Ich war froh, dass die Banken nicht gleich bezahlt haben; denn vier Monate später kam Intel mit dem 486 für den PC heraus. Da hatten sie nun die Gleitkommaarithmetik gleich in die CPU mit hinein integriert. Der neue Prozessor lief auch gleich mit 66, dann mit 100 und schließlich mit 400 MHz. Der PCI-Bus, über den wir unsere Einheit anschließen mussten, war für lange Zeit noch bei 33 MHz stehen geblieben. Wir hatten dadurch auch unseren Geschwindigkeitsvorteil eingebüßt.

Wieder hatten wir ein prozessornahes, fortschrittliches und zukunftsweisendes Produkt gebaut und waren, während wir daran arbeiteten, auf der Prozessorseite überholt worden.

Alle vier Episoden, die ich hier geschildert habe, wären mit Sicherheit ganz anders verlaufen, wenn unsere Entwicklung gleichzeitig mit der Entwicklung des zugehörigen Prozessors hätte stattfinden können und unsere Ergebnisse gleichzeitig mit dem Prozessor auf den Markt gebracht worden wären. Die Zusammenarbeit von Intel und Microsoft ist ein klassisches Beispiel dafür. Ein neuer Prozessor und prozessornahe Software müssen gleichzeitig auf den Markt kommen. Nur so hat prozessornahe Software eine Chance.

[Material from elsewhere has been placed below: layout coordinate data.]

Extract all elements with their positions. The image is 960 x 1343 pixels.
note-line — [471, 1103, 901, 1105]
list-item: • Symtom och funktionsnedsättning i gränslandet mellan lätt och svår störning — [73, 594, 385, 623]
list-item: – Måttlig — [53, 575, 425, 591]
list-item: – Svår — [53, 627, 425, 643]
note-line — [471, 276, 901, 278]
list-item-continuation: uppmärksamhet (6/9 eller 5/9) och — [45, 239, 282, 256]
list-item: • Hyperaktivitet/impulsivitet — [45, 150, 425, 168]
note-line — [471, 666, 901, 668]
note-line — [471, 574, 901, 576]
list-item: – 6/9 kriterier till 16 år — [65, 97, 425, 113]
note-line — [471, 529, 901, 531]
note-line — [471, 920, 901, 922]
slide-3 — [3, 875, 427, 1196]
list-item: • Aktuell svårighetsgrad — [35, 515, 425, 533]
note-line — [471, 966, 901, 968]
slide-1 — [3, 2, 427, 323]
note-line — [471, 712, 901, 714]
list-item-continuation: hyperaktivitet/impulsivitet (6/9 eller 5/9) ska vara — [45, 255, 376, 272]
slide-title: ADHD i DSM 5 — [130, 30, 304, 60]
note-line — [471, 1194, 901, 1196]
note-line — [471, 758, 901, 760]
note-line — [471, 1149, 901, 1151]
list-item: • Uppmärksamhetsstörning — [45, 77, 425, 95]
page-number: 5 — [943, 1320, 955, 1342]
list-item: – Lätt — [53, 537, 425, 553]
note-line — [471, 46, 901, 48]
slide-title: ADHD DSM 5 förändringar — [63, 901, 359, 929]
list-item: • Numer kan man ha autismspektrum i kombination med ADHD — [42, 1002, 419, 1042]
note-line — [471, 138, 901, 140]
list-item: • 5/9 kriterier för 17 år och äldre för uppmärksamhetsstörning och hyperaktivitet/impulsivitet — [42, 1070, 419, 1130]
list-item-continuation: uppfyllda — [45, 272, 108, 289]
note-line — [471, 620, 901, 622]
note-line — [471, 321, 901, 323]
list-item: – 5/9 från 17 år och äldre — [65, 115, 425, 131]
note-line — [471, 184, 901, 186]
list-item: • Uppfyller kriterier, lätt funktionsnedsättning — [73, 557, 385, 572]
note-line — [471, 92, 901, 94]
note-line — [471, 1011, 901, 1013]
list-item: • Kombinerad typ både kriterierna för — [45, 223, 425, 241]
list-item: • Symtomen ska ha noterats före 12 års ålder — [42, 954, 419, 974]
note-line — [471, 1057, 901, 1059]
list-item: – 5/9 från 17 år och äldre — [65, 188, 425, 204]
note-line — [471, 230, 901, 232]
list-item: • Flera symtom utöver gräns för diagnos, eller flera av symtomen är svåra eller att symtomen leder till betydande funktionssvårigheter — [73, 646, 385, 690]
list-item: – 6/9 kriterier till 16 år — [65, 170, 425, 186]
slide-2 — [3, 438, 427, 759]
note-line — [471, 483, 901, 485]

So etwas ist aber nur möglich, wenn man engen Kontakt zur Prozessorentwicklung haben kann und eng mit dem Prozessorhersteller zusammenarbeitet. Aus all diesen Erfahrungen ergibt sich eine eindeutige Forderung, Bild 30. Die Kulturlandschaft Europa braucht eine eigenständige Rechnerentwicklung.

Europäische Rechner
Eine eigenständige Rechnerentwicklung ist notwendig. Bild 30: Archiv Kulisch

Die heutige Situation ist für die Kulturlandschaft Europa unwürdig.

Im Jahr der Informatik hat Frau Merkel es so formuliert: Wir haben den Rechner erfunden und andere machen Geschäfte damit. Bei dieser Erkenntnis sollte man nicht stehen bleiben. Man sollte vielmehr aktiv dagegen angehen. Vielleicht liegt hier eine schöne Aufgabe für das inzwischen gegründete KIT in Karlsruhe. Bereits im Jahre 1973 habe ich in einem längeren Brief an das damalige Kernforschungszentrum vorgeschlagen, sich mit Computerhardware zu beschäftigen.

Prof. Krüger wird mir dies bestätigen. Die Antwort lautete: „Wir haben gerade beschlossen, wir machen Software.“ Ich habe damals auch an das Bundesforschungsministerium geschrieben und vorgeschlagen, ein Forschungsprogramm für Mikroelektronik aufzulegen. Die Antwort lautete damals: „Zur Förderung der Mikroelektronik ist es noch zu früh“. Heute bekommt man häufig zur Antwort: „Der Zug ist abgefahren, da hat man keine Chance mehr.“ Dem kann ich nicht zustimmen. Ich meine, es gibt immer wieder Gelegenheit einzusteigen und Besseres zu entwickeln.

Seit 2013 wird die Liste der schnellsten Rechner der Welt von einem Rechner aus China angeführt. Der schnellste Rechner der Jahre 2013, 2014 und 2015 verwendet Prozessoren von Intel. Seine Rechenleistung wird mit 33,86 Petaflops angegeben. Der Spitzenrechner der Jahre 2016 und 2017 verwendet hingegen Prozessoren, welche in China entwickelt und gefertigt werden. Seine Rechenleistung wird mit 93 Petaflops angegeben. Unter Umständen spricht ein Nachfolgerechner später nur noch chinesisch und ist für uns nur noch schwer zugänglich. Der chinesische Markt ist jedenfalls groß genug, um eine derartige Entwicklung zu tragen.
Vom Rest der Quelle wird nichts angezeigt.